Evaluation of intracranial compliance, i.e. the ability to compensate for increased intracranial volume (e.g. due to an extracerebral haematoma, contusions or brain oedema) may add valuable information to routine ICP monitoring in neurointensive care. The Monroe-Kellie doctrine provides the basis for the volume-pressure interaction stating that under normal physiological conditions, the total volume of the three compartments in the rigid skull (circulating blood, brain and CSF) is constant and if the volume of one compartment is increasing, this is compensated by a decrease in volume of another department. With an increase in lesion volume, the total intracranial volume is initially kept constant by reductions in blood volume (due to vasocompression), and through displacement of CSF. When this volume compensatory reserve is exhausted, ICP increases exponentially. Compliance refers to the magnitude of the change in pressure induced by an increase in volume (∆V/∆P), and indicates where the patient is on the pressure-volume curve.

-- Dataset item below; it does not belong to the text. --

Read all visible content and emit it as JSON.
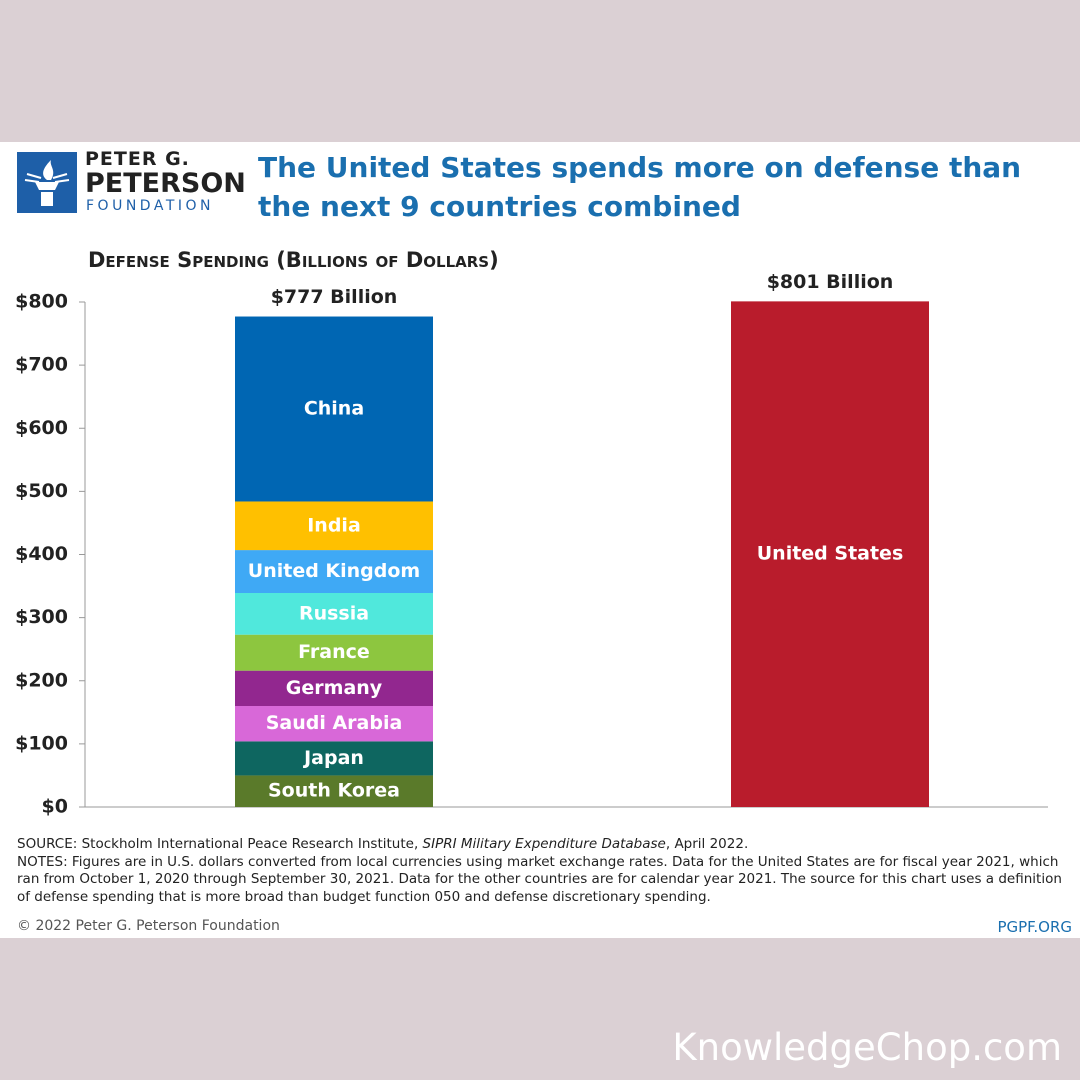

It has long been considered important to gain information about the intracranial compensatory reserve in neurointensive care of acute brain injury. Such information would make it possible to identify in advance patients with low compliance who are at risk of developing high ICP. If those patients receive special attention and preventive management, an ICP increase and related secondary brain injury may be avoided. The individualized management to avoid an ICP increase and to detect complications requiring acute surgical treatment may for example include caution with wake-up tests, deeper sedation and more analgesics, closer pupillary examinations and more frequent CT scanning. The risk of inducing ICP insults in relation to nursing interventions (e.g. repositioning of the patients, oral care, endotracheal suction) should also be considered in patients with low compliance. The most important nursing interventions should be prioritized and carefully planned with extra sedation and pain relief before the intervention is initiated.

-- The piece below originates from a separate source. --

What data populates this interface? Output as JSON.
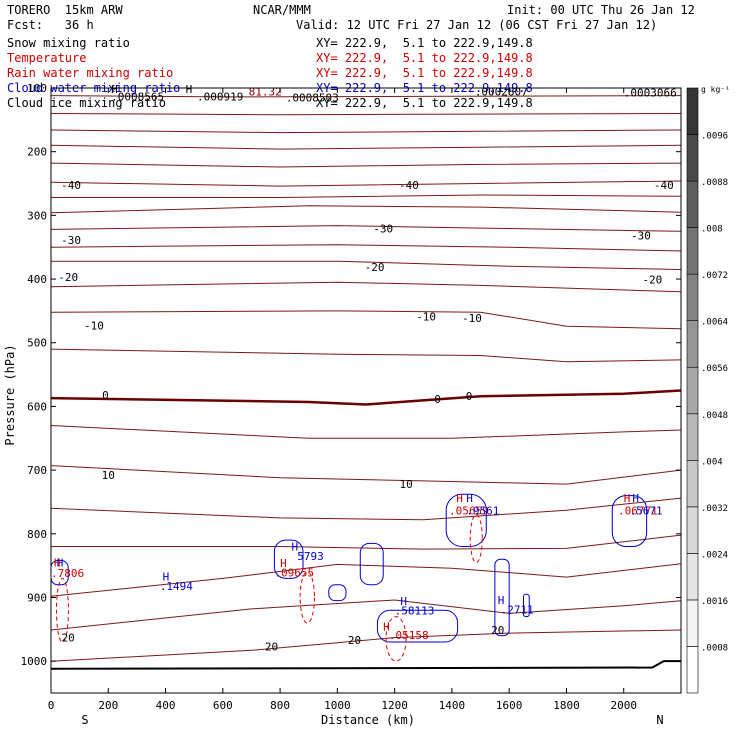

Early methods investigated the volume-pressure relationship directly by injecting or withdrawing small volumes (~ 1 ml) of fluid into the ventricular catheter while the ICP changes was recorded [8, 9]. This technique provided direct knowledge about the volume-pressure relationship, but it was difficult to use in clinical routine. Furthermore, it was not a continuous measure, and there were safety concerns [1, 12]. The Spiegelberg compliance monitor provided continuous estimates of compliance by automated calculation of average values in a moving time-window from repeated injections (and withdrawals) of small volumes into a balloon at the tip of a ventricular catheter but the technique was associated with considerable technical problems [5, 11, 14]. Various continuous measures based on the ICP waveform have also been evaluated such as the ICP pulse amplitude [1, 13], the ascending slope of the ICP pulse waveform [2, 12] and the RAP index [3, 6], which is the moving correlation between mean ICP and the ICP pulse amplitude over a time window of about 4 min. Occurrence of A waves (plateau waves) and B waves (pressure peaks of 10–20 mmHg at a rate of 0.5–2/min), which Lundberg described in the 1960s [7], are also considered to be related to low compliance. Still there is no consensus on how best to measure compliance in the clinical setting, and therefore studies which aim at evaluating the potential information provided by these and other measures of compliance are welcome. One approach that has been used previously is to study the effects on proposed compliance metrics of treatments that reduce the intracranial volume (e.g. mannitol and steroid therapy [10], thiopental treatment and surgical evacuation of haematoma [4]), or that increase the cranial volume (i.e. decompressive craniectomy [4]). In the paper from the Cambridge group by Zeilar and colleagues in this issue of Acta Neurohirurgica, the RAP index, developed by Czosnyka and colleagues in the 1990s [3], was found to be associated with cerebral CT injury patterns of diffuse injury and edema, providing further evidence that the RAP index is a valid measure of cerebral compensatory reserve. Furthermore, the study demonstrates that relating the amount of CSF on brain CT, as an estimation of compensatory reserve, to a measure of compliance at the time of the CT scanning may be a valuable method to validate different continuous measures of intracranial compliance.